Mumbai,Aradhna Wal(dna):Surrogacy is the latest buzzword for India's booming medical tourism. At an estimated one-sixth the cost of the treatment in the United States, couples from all over the globe are travelling to India to make a deal with surrogate mothers to carry their embryos so they can have a biological child. As author Leslie Morgan Steiner wrote in her book, The Baby Chase, India offers these couples "world-class private hospitals, an abundance of English-speaking doctors, and a plethora of poor-but-healthy women of childbearing ages."
What this rather airbrushed description ignores are concerns of legality, ethics, the treatment of the 'host' woman and what prospective clients go through when things go wrong.
Peter Bussian, a photographer-cum-filmmaker from the US, came to Mumbai after several years of trial and a failed In vitro fertilisation (IVF) back home. Though he is now father to four-month-old twin boys, parenthood did not happen before a hellish journey, which involved losing one unborn child after the surrogate contracted hepatitis E.
Bussain's story is one example of a troubling underbelly. Despite a flourishing business, India does not have proper legislation in place to deal with assisted reproductive technologies (ART), which comprises surrogacy and IVF. A draft of the ART (Regulation) Bill, framed according to the guidelines laid out by the Indian Council of Medical Research (ICMR), has been pending since 2010.
The Bill in its current form would ensure that all ART clinics in India get accredited and licensed. Proper implementation of this measure would at least crack down on negligence in many such clinics, many of which are not even registered with the ICMR. Right now, there are no safeguards in place for the host, the children born or the genetic parents.
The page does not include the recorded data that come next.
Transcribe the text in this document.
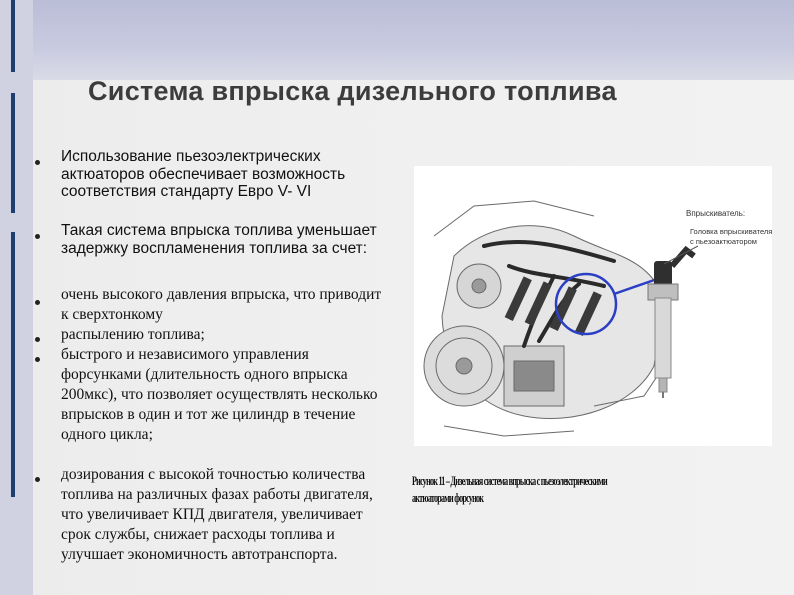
Система впрыска дизельного топлива
Использование пьезоэлектрических актюаторов обеспечивает возможность соответствия стандарту Евро V- VI
Такая система впрыска топлива уменьшает задержку воспламенения топлива за счет:
очень высокого давления впрыска, что приводит к сверхтонкому
распылению топлива;
быстрого и независимого управления форсунками (длительность одного впрыска 200мкс), что позволяет осуществлять несколько впрысков в один и тот же цилиндр в течение одного цикла;
дозирования с высокой точностью количества топлива на различных фазах работы двигателя, что увеличивает КПД двигателя, увеличивает срок службы, снижает расходы топлива и улучшает экономичность автотранспорта.
Впрыскиватель:
Головка впрыскивателя
с пьезоактюатором
Рисунок 11 – Дизельная система впрыска с пьезоэлектрическими
актюаторами форсунок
According to Razia Ismail of India Alliance for Child Rights, the ICMR guidelines too are insufficient, as they are more concerned with economic safety of the surrogate mothers, and fail to ensure the wellbeing of the child. She points out incidents in South East Asia, where genetic parents have either wanted to abandon children born with conditions such as autism, or in case of multiple births, taken home the male child over the female. Such cases must be happening in India too, she says, they're just not recorded. For now, children born through surrogacy are seen more as commodities.
It is the doctors who rejoice the absence of a formal legislation. Dr Anoop Gupta, medical director of the IVF clinic in Delhi where Bussain was finally able to have children, says that laws can bring in a sense of insecurity among doctors as they could be misused. "Doctors will be at the receiving end. Clients often don't understand... even the most fertile of women needn't always become pregnant, similarly complications can arise in pregnancies."
However, he too, admits that because of the influx of money and rampant commercialisation, what is essentially a medical service has become a business with no 'human touch'. "Big clinics have marketing teams only to attract foreign clients. It's no longer medical people who are in charge of the clinics. So yes, when it's only about making money, less care is taken and errors are introduced," he says, adding "it's become a business of commissions. Agencies taking clients to specific clinics and doctors for a cut of the profit."